Settlement reached to exclude sensitive riparian areas from logging in the Ochoco National Forest's Black Mountain Project
Today, a settlement was finalized between Central Oregon LandWatch, Oregon Wild, and the U.S. Forest Service to exclude sensitive riparian habitat from a proposed logging project in the Ochoco National Forest.
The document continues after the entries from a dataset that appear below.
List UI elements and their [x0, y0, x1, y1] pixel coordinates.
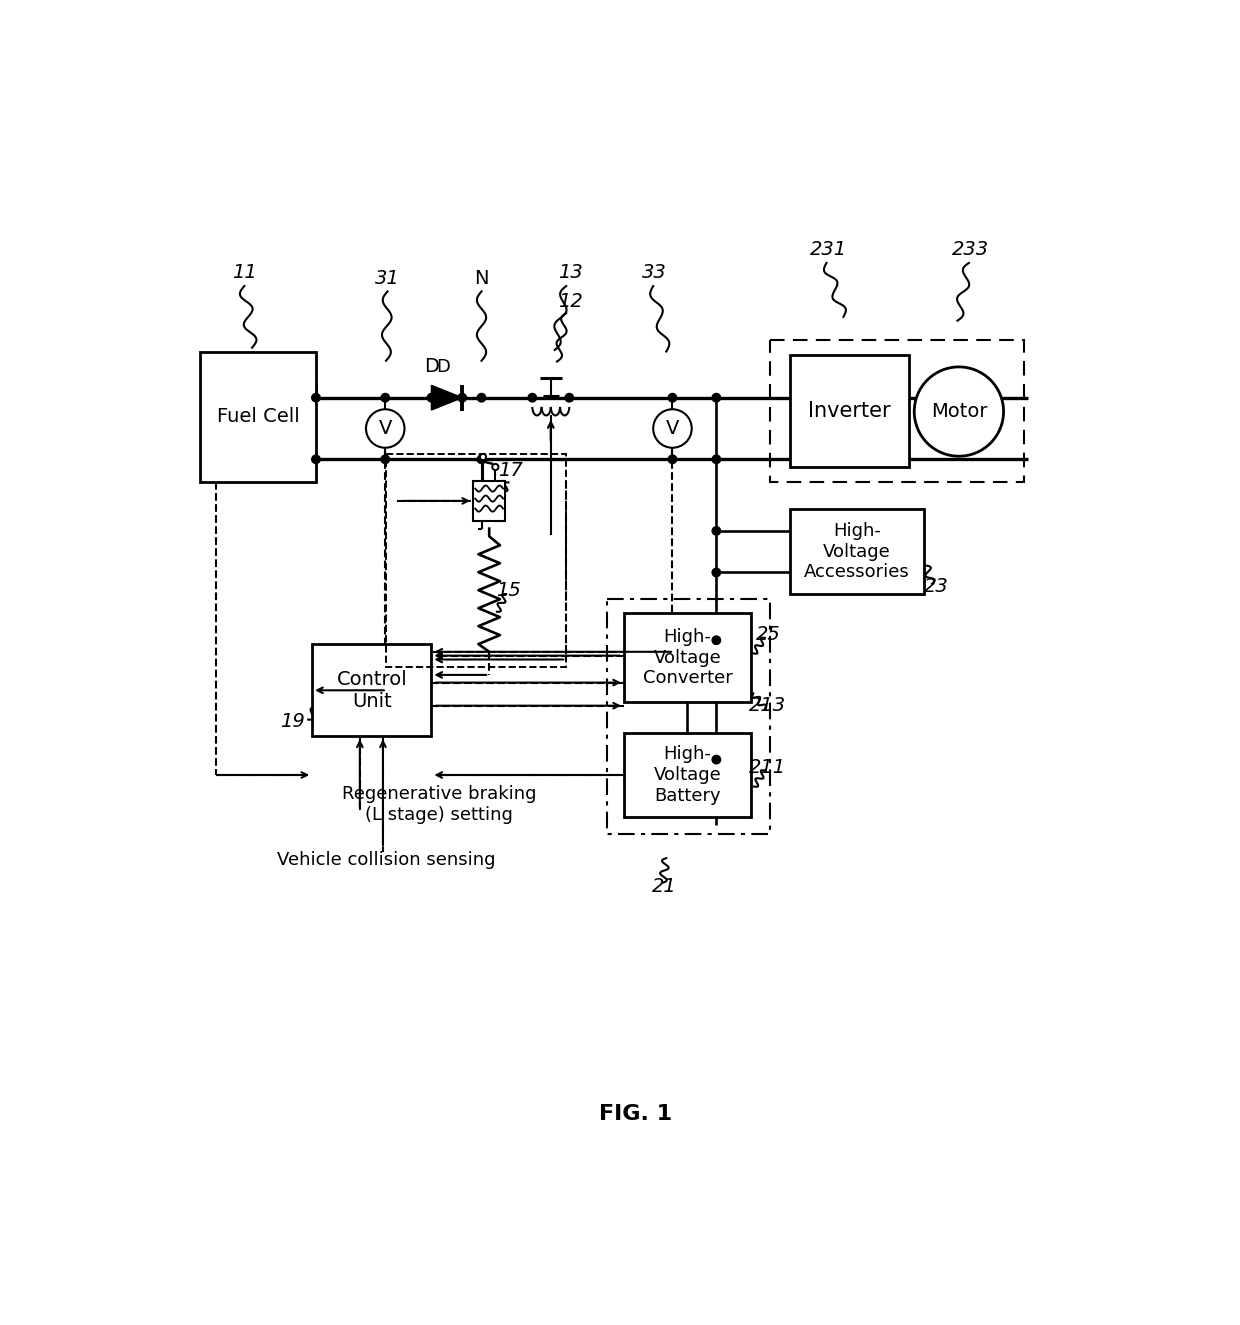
Circle shape — [477, 454, 486, 464]
Circle shape — [712, 755, 720, 763]
Text: 213: 213 — [749, 696, 786, 716]
Text: 31: 31 — [376, 269, 401, 288]
Text: FIG. 1: FIG. 1 — [599, 1104, 672, 1124]
Text: D: D — [424, 358, 439, 376]
Text: 211: 211 — [749, 758, 786, 776]
Text: 21: 21 — [652, 877, 677, 896]
Circle shape — [477, 394, 486, 401]
Circle shape — [428, 394, 435, 401]
Text: 233: 233 — [952, 240, 990, 260]
Bar — [472, 481, 506, 521]
Text: Fuel Cell: Fuel Cell — [217, 408, 300, 427]
Circle shape — [381, 454, 389, 464]
Bar — [608, 599, 770, 835]
Text: High-
Voltage
Battery: High- Voltage Battery — [653, 745, 722, 804]
Text: 13: 13 — [558, 264, 583, 282]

On April 20, 2020, Central Oregon LandWatch and Oregon Wild ﬁled a lawsuit challenging the Ochoco National Forest’s Black Mountain project out of concern for protecting elk habitat, clean water, and wetlands from logging. The project, which proposed extensive logging and development of new roads, would have been dire for sensitive environments along streams, wetlands, and other riparian areas.
Logging in sensitive riparian areas is particularly harmful to ﬁsh and wildlife as it dramatically decreases water quality and habitat complexity. Preventing logging in these areas also maintains soil stability and shade, preserving the cool, moist, and secure areas that Rocky Mountain elk need to breed and raise their young.
During the planning stages of the project, Central Oregon LandWatch and Oregon Wild submitted comments asking the Forest Service to avoid the most sensitive riparian areas. Recognizing the beneﬁts to ﬁsheries of protecting riparian areas, the Forest Service adopted the Inland Native Fish Strategy (INFISH) in the 1990s to restrict riparian logging in most circumstances. The Ochoco National Forest’s management plan also requires special protections for elk habitat in riparian areas.
LandWatch and Oregon Wild repeatedly offered to work with the Forest Service to identify and protect the most critical areas, but the Forest Service moved ahead with the project—proposing hundreds of acres of riparian logging activities. With logging activities imminent, LandWatch and Oregon Wild took the Forest Service to court to hold the agency accountable to its own rules restricting logging along stream corridors, wetlands, and elk calving and rutting grounds.
At the eleventh hour, just before the case was to be argued before the U.S. District Court, the Ochoco National Forest came back to the negotiating table. LandWatch once again asked the Forest to rescind its authorization of logging in the most critical riparian areas, and this time, the Forest Service agreed.
LandWatch and Oregon Wild celebrate the settlement agreement as a success in their eﬀorts to protect elk habitat, clean water, and wetlands from logging in the Ochoco National Forest.
According to Executive Director Ben Gordon, “This settlement, which prevents the logging of critically important elk habitat and streamside buﬀers, ensures the Ochocos will remain a refuge for wildlife who desperately need an intact environment to weather the impacts of climate change and prolonged drought.”
Marilyn Miller, a professional environmental consultant and LandWatch member, believes that vitally important wildlife habitat should be excluded from timber projects. "I’m grateful to see streams, wetlands, and wildlife in the Ochocos protected. This agreement keeps chainsaws and log trucks away from the most sensitive riparian areas in the Black Mountain project area, including ﬁsh-bearing streams and calving and rutting habitat for Rocky Mountain elk," Miller said.
“For too long, the Ochoco National Forest has been a place where logging and off-road vehicles trump other values, putting its important trout, big game, clean water, and traditional recreation opportunities at risk,” said Jamie Dawson, Oregon Wild’s Public Lands Campaigner. “We're grateful that the Forest Service has agreed to follow the laws that safeguard these values here. However, it's clear that the Ochocos need a longer-term vision and stronger legislative protection to truly protect the things that make this landscape special.”
LandWatch and co-plaintiﬀ Oregon Wild were represented by Crag Law Center in federal court and throughout the settlement process. LandWatch will continue to hold strong to its values to protect wildlife, waterways, and wild places. LandWatch and Oregon Wild look forward to continuing to work with the Forest Service to ensure that the best habitat on the Ochocos remains protected.